The flowchart shows the records identified through database searching (black boxes), the records screened (blue boxes), the records excluded (red boxes), and the studies included (green boxes). CBT, cognitive behavioural therapy; RCT, randomised controlled trial.
The figure plots the network of eligible direct comparisons for abstinence at the end of treatment (46 trials) (A) and dropout due to any cause (43 studies) (B). The width of the lines is proportional to the number of trials comparing every pair of treatments, and the size of every node is proportional to the number of randomised participants. The numbers above each connection relate to the numbers of trials and the numbers below each connection relate to the number of patients for each direct comparison. 12-step, 12-step programme; CBT, cognitive behavioural therapy; CM, contingency management; CRA, community reinforcement approach; MBT, meditation-based treatments; NCR, non-contingent rewards; SEPT, supportive-expressive psychodynamic therapy; TAU, treatment as usual.
We present all the networks for specific outcomes in S2 Fig. Eight psychosocial interventions had at least 1 trial versus TAU, and all of them were directly compared with at least another psychosocial intervention. We obtained unpublished or supplementary information for 5 of the included studies [45,49,59–61].
The pairwise meta-analyses are presented in S4 Table, while data on heterogeneity are presented in S5 Table. The pairwise meta-analyses showed some statistically significant results in terms of abstinence and dropout. CM plus CBT, CM, and 12-step programme were superior to TAU in terms of abstinence at the end of treatment, while CBT, CM, and the combination of CM plus community reinforcement approach were superior to TAU in terms of dropout at the end of treatment (S4 Table).

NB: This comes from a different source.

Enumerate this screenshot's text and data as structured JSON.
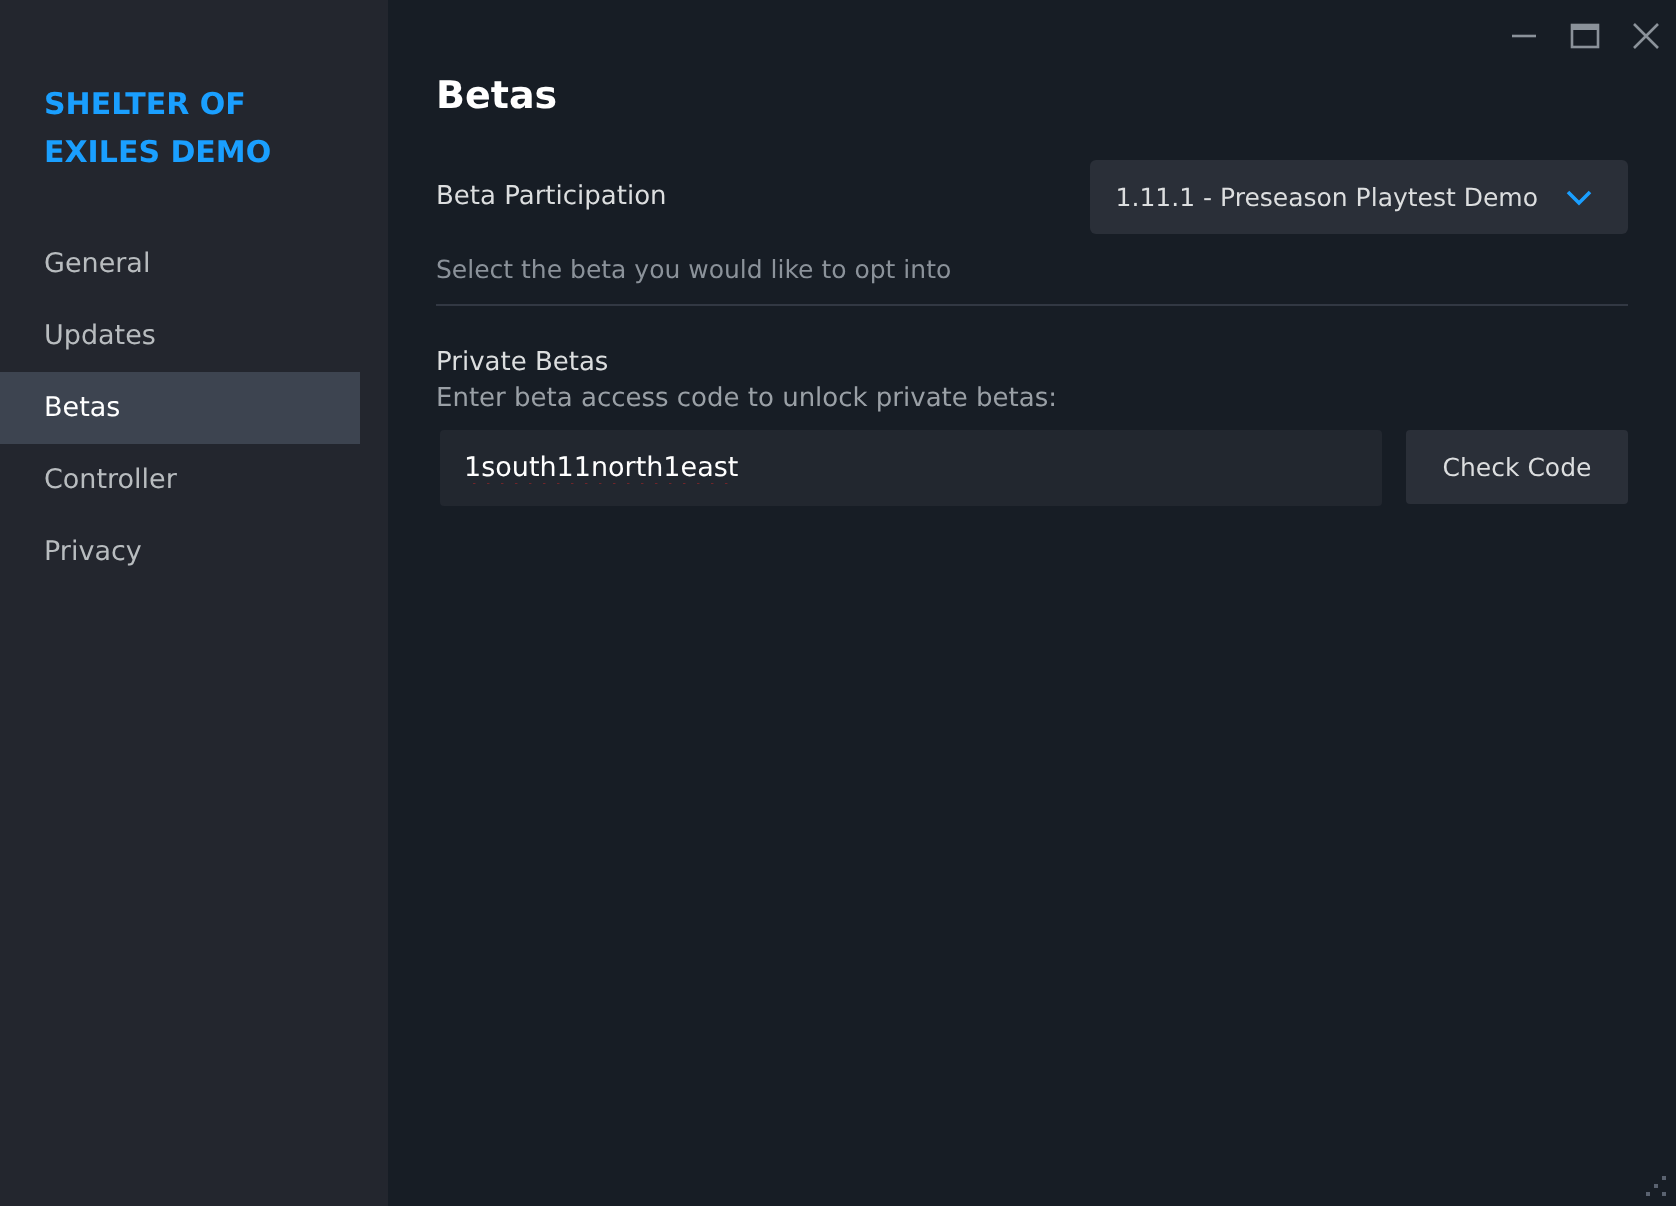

The results of the network meta-analysis are presented in Fig 3. In terms of abstinence at the end of treatment, the combination of CM plus community reinforcement approach, the combination of CM plus CBT, and CM alone were superior to non-contingent rewards (OR ranging between 2.59 [95% CI 1.70–3.93], P < 0.001, and 3.31 [95% CI 1.32–8.28], P = 0.010) and to TAU (OR ranging between 2.22 [95% CI 1.59–3.10], P < 0.001, and 2.84 [95% CI 1.24–6.51], P = 0.013). Moreover, the combination of CM plus community reinforcement approach was also superior to the combination 12-step programme plus non-contingent rewards and to CBT (OR 4.07 [95% CI 1.13–14.69], P = 0.031, and 2.43 [95% CI 1.02–5.88], P = 0.045, respectively), while CM alone and the combination of CM plus CBT were superior to CBT (OR 1.88 [95% CI 1.52–2.85], P = 0.003, and 2.08 [95% CI 1.28–3.33], P = 0.002, respectively). In terms of dropouts at the end of treatment, the combination of CM plus community reinforcement approach, community reinforcement approach alone, non-contingent rewards, CM alone, and CBT were better accepted than TAU (OR ranging between 1.41 [95% CI 1.10–1.82], P = 0.007, and 3.63 [95% CI 2.01–6.55], P < 0.001). Moreover, the combination of CM plus community reinforcement approach was better accepted than CBT, CM alone, CM plus CBT, community reinforcement approach plus non-contingent rewards, meditation-based therapies, non-contingent rewards, supportive-expressive psychodynamic therapy, 12-step programme alone, and 12-step programme plus non-contingent rewards (OR ranging between 2.06 [95% CI 1.04–4.08], P = 0.037, and 4.61 [95% CI 1.92–11.06], P < 0.001).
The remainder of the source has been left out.